For wooden instruments, a solid plug can be fitted, to match the grain and color of the original instrument, glued in place. The bore is then re-reamed, the exterior part of the plug is then turned or filed by hand to match the exterior profile of the instrument, and a new tone hole drilled in a different location.
However, we always advised against this, and suggested a customer trade-in for an instrument with the layout they wanted, or custom order an instrument to spec., or perhaps learn to live with what they had. Now in fairness, these were very high end, rather expensive instruments, and a large part of our suggesting people not plug tone holes, is that no matter how well the work is done, some visible sign remains, and the instrument is devalued significantly.
I suppose for really inexpensive instruments it hardly matters, but then again, if you’re going to go to all that trouble, why not just start making your own whistle tubes the way you like them?
The only time I’ve plugged holes is to use a substandard body tube for further experimentation (thumbholes, other extra holes etc). It takes me a LONG time to make a solid square of wood into a thin walled tube, so I hate to toss even a bad one without getting all the experimental use out of it that I can. In those cases though, I go lo-tech: I just plug the holes with several layers of tape, then drill on the other side!
Sure Paul, for R&D it makes sense for us to take the quick and dirty approach, I was just curious from the consumer standpoint what the motivation was.
Like many topics this has been brought up before. A quick search in the archives should bring something up. One way to avoid misplaced holes is to have predrilled holes available. I think Jerry has some and Daniel Bingmon makes them. Must be careful to not spill as they can make an awful mess on the floor. I have tried them but they only come in black.
Then there is the tone hole mover that can be used. They come in mm or inches. In any event measure twice, and drill once.

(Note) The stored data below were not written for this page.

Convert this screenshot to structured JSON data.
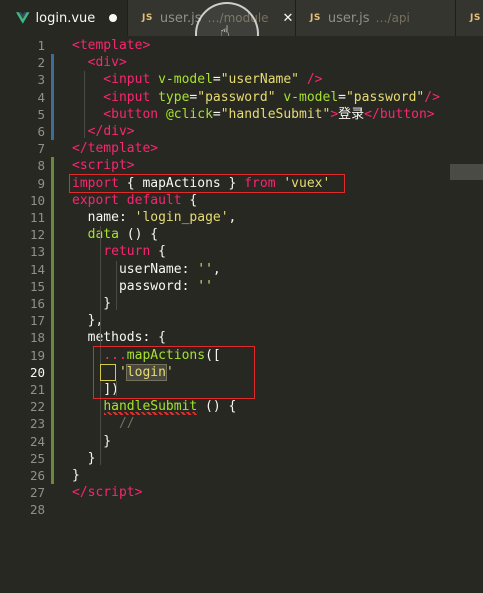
{
  "tabs": [
    {
      "label": "login.vue",
      "path": "",
      "icon": "vue-icon",
      "state": "modified",
      "active": true
    },
    {
      "label": "user.js",
      "path": "…/module",
      "icon": "js-icon",
      "state": "close",
      "active": false
    },
    {
      "label": "user.js",
      "path": "…/api",
      "icon": "js-icon",
      "state": "",
      "active": false
    },
    {
      "label": "",
      "path": "",
      "icon": "js-icon",
      "state": "",
      "active": false
    }
  ],
  "js_badge": "JS",
  "close_glyph": "✕",
  "cursor_glyph": "☝",
  "editor": {
    "current_line": 20,
    "lines": [
      {
        "n": "1",
        "mark": ""
      },
      {
        "n": "2",
        "mark": "blue"
      },
      {
        "n": "3",
        "mark": "blue"
      },
      {
        "n": "4",
        "mark": "blue"
      },
      {
        "n": "5",
        "mark": "blue"
      },
      {
        "n": "6",
        "mark": "blue"
      },
      {
        "n": "7",
        "mark": ""
      },
      {
        "n": "8",
        "mark": "green"
      },
      {
        "n": "9",
        "mark": "green"
      },
      {
        "n": "10",
        "mark": "green"
      },
      {
        "n": "11",
        "mark": "green"
      },
      {
        "n": "12",
        "mark": "green"
      },
      {
        "n": "13",
        "mark": "green"
      },
      {
        "n": "14",
        "mark": "green"
      },
      {
        "n": "15",
        "mark": "green"
      },
      {
        "n": "16",
        "mark": "green"
      },
      {
        "n": "17",
        "mark": "green"
      },
      {
        "n": "18",
        "mark": "green"
      },
      {
        "n": "19",
        "mark": "green"
      },
      {
        "n": "20",
        "mark": "green"
      },
      {
        "n": "21",
        "mark": "green"
      },
      {
        "n": "22",
        "mark": "green"
      },
      {
        "n": "23",
        "mark": "green"
      },
      {
        "n": "24",
        "mark": "green"
      },
      {
        "n": "25",
        "mark": "green"
      },
      {
        "n": "26",
        "mark": "green"
      },
      {
        "n": "27",
        "mark": ""
      },
      {
        "n": "28",
        "mark": ""
      }
    ],
    "code": {
      "l1": [
        "<",
        "template",
        ">"
      ],
      "l2": [
        "  <",
        "div",
        ">"
      ],
      "l3": [
        "    <",
        "input",
        " ",
        "v-model",
        "=",
        "\"userName\"",
        " />"
      ],
      "l4": [
        "    <",
        "input",
        " ",
        "type",
        "=",
        "\"password\"",
        " ",
        "v-model",
        "=",
        "\"password\"",
        "/>"
      ],
      "l5": [
        "    <",
        "button",
        " ",
        "@click",
        "=",
        "\"handleSubmit\"",
        ">",
        "登录",
        "</",
        "button",
        ">"
      ],
      "l6": [
        "  </",
        "div",
        ">"
      ],
      "l7": [
        "</",
        "template",
        ">"
      ],
      "l8": [
        "<",
        "script",
        ">"
      ],
      "l9": [
        "import",
        " { ",
        "mapActions",
        " } ",
        "from",
        " ",
        "'vuex'"
      ],
      "l10": [
        "export",
        " ",
        "default",
        " {"
      ],
      "l11": [
        "  ",
        "name",
        ": ",
        "'login_page'",
        ","
      ],
      "l12": [
        "  ",
        "data",
        " () {"
      ],
      "l13": [
        "    ",
        "return",
        " {"
      ],
      "l14": [
        "      ",
        "userName",
        ": ",
        "''",
        ","
      ],
      "l15": [
        "      ",
        "password",
        ": ",
        "''"
      ],
      "l16": [
        "    }"
      ],
      "l17": [
        "  },"
      ],
      "l18": [
        "  ",
        "methods",
        ": {"
      ],
      "l19": [
        "    ",
        "...",
        "mapActions",
        "(["
      ],
      "l20": [
        "      ",
        "'",
        "login",
        "'"
      ],
      "l21": [
        "    ",
        "])"
      ],
      "l22": [
        "    ",
        "handleSubmit",
        " () {"
      ],
      "l23": [
        "      ",
        "//"
      ],
      "l24": [
        "    }"
      ],
      "l25": [
        "  }"
      ],
      "l26": [
        "}"
      ],
      "l27": [
        "</",
        "script",
        ">"
      ],
      "l28": [
        ""
      ]
    }
  },
  "colors": {
    "background": "#272822",
    "tag": "#f92672",
    "attribute": "#a6e22e",
    "string": "#e6db74",
    "annotation_box": "#e02b2b"
  }
}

Well you see, there you go: With all these new makers cropping up, I simply can’t keep track!
In that case, like Paul suggested, tape - why bother plugging the hole at all, it’s far more trouble and time than it’s worth for R&D purposes and no maker is going to sell a plugged metal instrument, right?
K&S brass tubing can be found in most hobby stores and a few hardware stores. K&S is the brand name. K&S tubing comes in increments of 1/32’’ But most whistles are in mm.
(Odd, I entered a longish reply and it did not show up)
Bottom line: I tried this on a defective whistle and while it did sort of work, it did not work well enough to justify the effort. Not a nice enough repair to use on a good whistle, and for experimental purposes taping the holes is a lot easier.
This is all fine and good if you want to position a tone-hole on the same whistle. But what if you want to move it to another? Are they interchangable? How many does it take to fill the Albert Hall?
What if you start losing them, and they find their way into the ecosystem, and into the groundwater below our pastures? Holy cow!!!
sometime in the last year when i wasn’t paying attention, a cheap low d bamboo whistle that i own repositioned it’s “d” whole and got itself into tune with itself.